During the event of my pilgrimage, I was most challenged by the lack of signboards on the roads; it was difficult to know where to head at junctions. In a place like Bhutan, where sometimes you don’t see any settlements or people over long stretches of the mountainous road, it can make one feel totally lost and desperate. Many times I had to call people in Thimphu and ask for directions; then I would have to follow some vague instructions. Being Bhutanese, I suppose I managed somehow. The trouble with mobile calls is, in many places, we do not receive network connection, especially in remote areas; this is why we need road directions to nunneries. Fortunately, once at the nunneries, I found that all nunneries receive mobile network connection. This made me wonder how a foreigner would maneuver such a road in the wilderness.
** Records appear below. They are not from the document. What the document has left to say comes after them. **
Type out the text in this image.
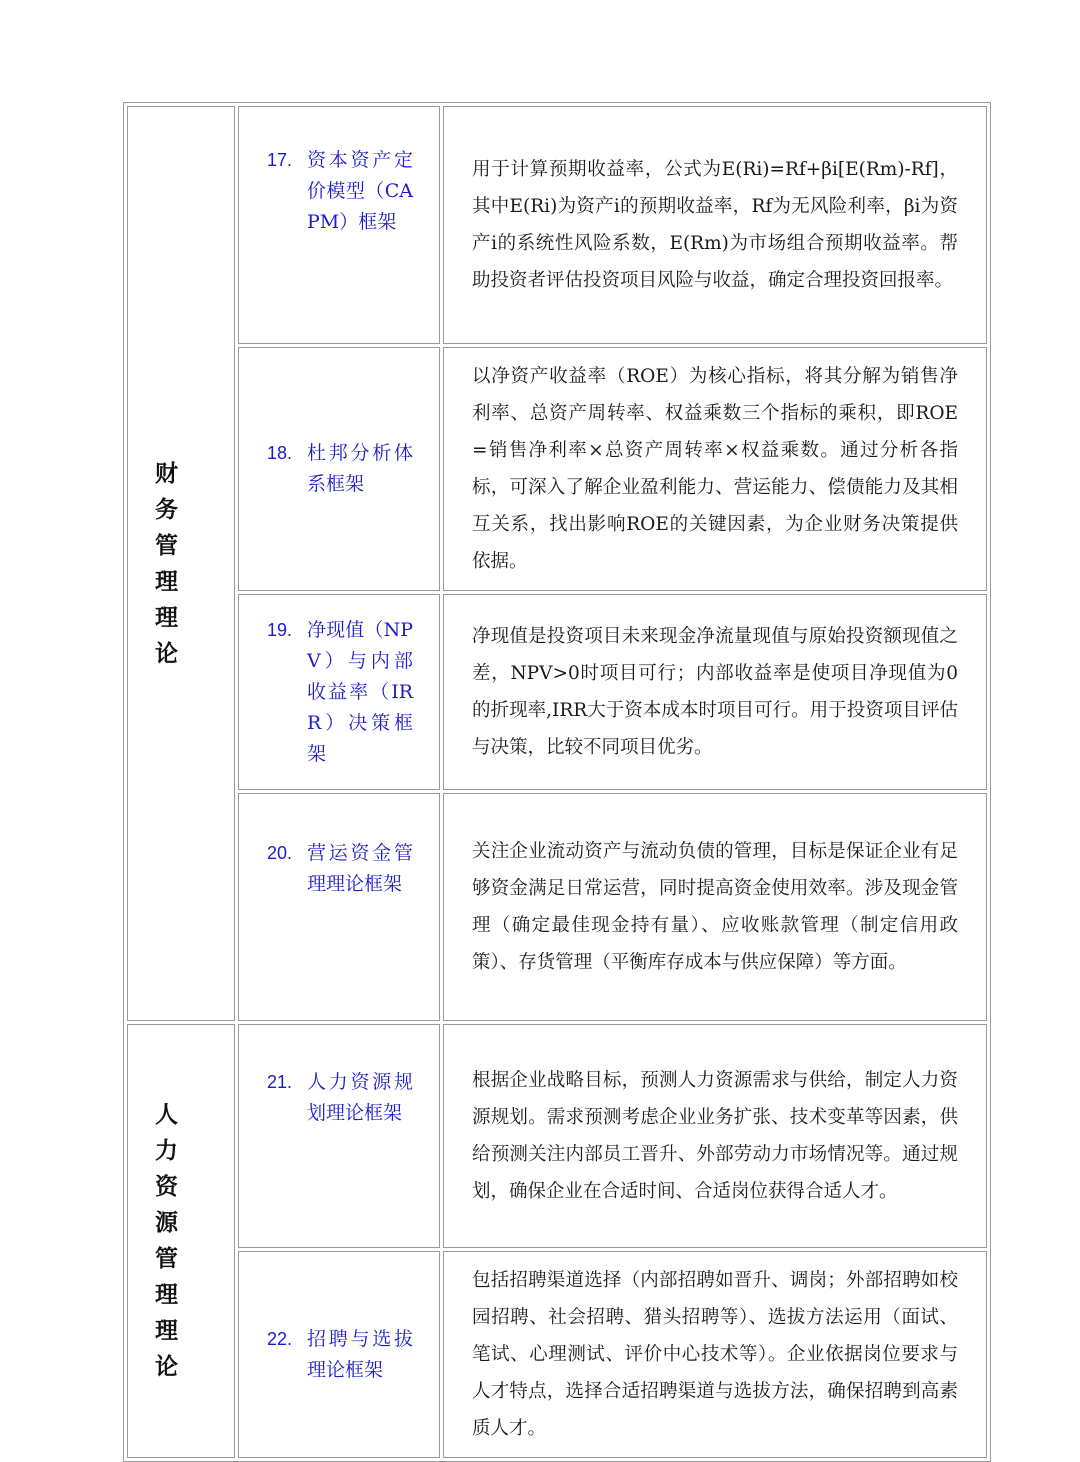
财务管理理论	17. 资本资产定价模型（CAPM）框架	用于计算预期收益率，公式为E(Ri)=Rf+βi[E(Rm)-Rf]，其中E(Ri)为资产i的预期收益率，Rf为无风险利率，βi为资产i的系统性风险系数，E(Rm)为市场组合预期收益率。帮助投资者评估投资项目风险与收益，确定合理投资回报率。

	18. 杜邦分析体系框架	以净资产收益率（ROE）为核心指标，将其分解为销售净利率、总资产周转率、权益乘数三个指标的乘积，即ROE =销售净利率×总资产周转率×权益乘数。通过分析各指标，可深入了解企业盈利能力、营运能力、偿债能力及其相互关系，找出影响ROE的关键因素，为企业财务决策提供依据。

	19. 净现值（NPV）与内部收益率（IRR）决策框架	净现值是投资项目未来现金净流量现值与原始投资额现值之差，NPV>0时项目可行；内部收益率是使项目净现值为0的折现率,IRR大于资本成本时项目可行。用于投资项目评估与决策，比较不同项目优劣。

	20. 营运资金管理理论框架	关注企业流动资产与流动负债的管理，目标是保证企业有足够资金满足日常运营，同时提高资金使用效率。涉及现金管理（确定最佳现金持有量）、应收账款管理（制定信用政策）、存货管理（平衡库存成本与供应保障）等方面。

人力资源管理理论	21. 人力资源规划理论框架	根据企业战略目标，预测人力资源需求与供给，制定人力资源规划。需求预测考虑企业业务扩张、技术变革等因素，供给预测关注内部员工晋升、外部劳动力市场情况等。通过规划，确保企业在合适时间、合适岗位获得合适人才。

	22. 招聘与选拔理论框架	包括招聘渠道选择（内部招聘如晋升、调岗；外部招聘如校园招聘、社会招聘、猎头招聘等）、选拔方法运用（面试、笔试、心理测试、评价中心技术等）。企业依据岗位要求与人才特点，选择合适招聘渠道与选拔方法，确保招聘到高素质人才。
When traveling away from the main road, do not expect to even buy a cup of tea! There are no restaurants or shops of any sort. This is to remind pilgrims to make necessary travel arrangements for your comfort on the road. However, once you reach the nunnery, the nuns provide you with all the necessary comforts for your stay. It would be worthwhile to call the nunneries and inform them of your visit. If you are interested in important puja days, your call can help you know when it will be most beneficial to make your visit.
The road to the nunneries may often be bad, but it’s worth the visit. The nunneries are most often located on beautiful mountain outcrops; you might feel as if you have reached the Pure Land. The highest located nunneries are Paro Kila Gonpa and Pema Choling in Bumthang. The rest of the nunneries are located at lower altitudes with warmer weather, and pilgrims do not have to worry about altitude sickness.
As intended, I hope this brief guide to nunneries helps people who are interested in nuns and nunneries get the information they need; as a result, may any merit accumulated out of this action be beneficial to all sentient beings.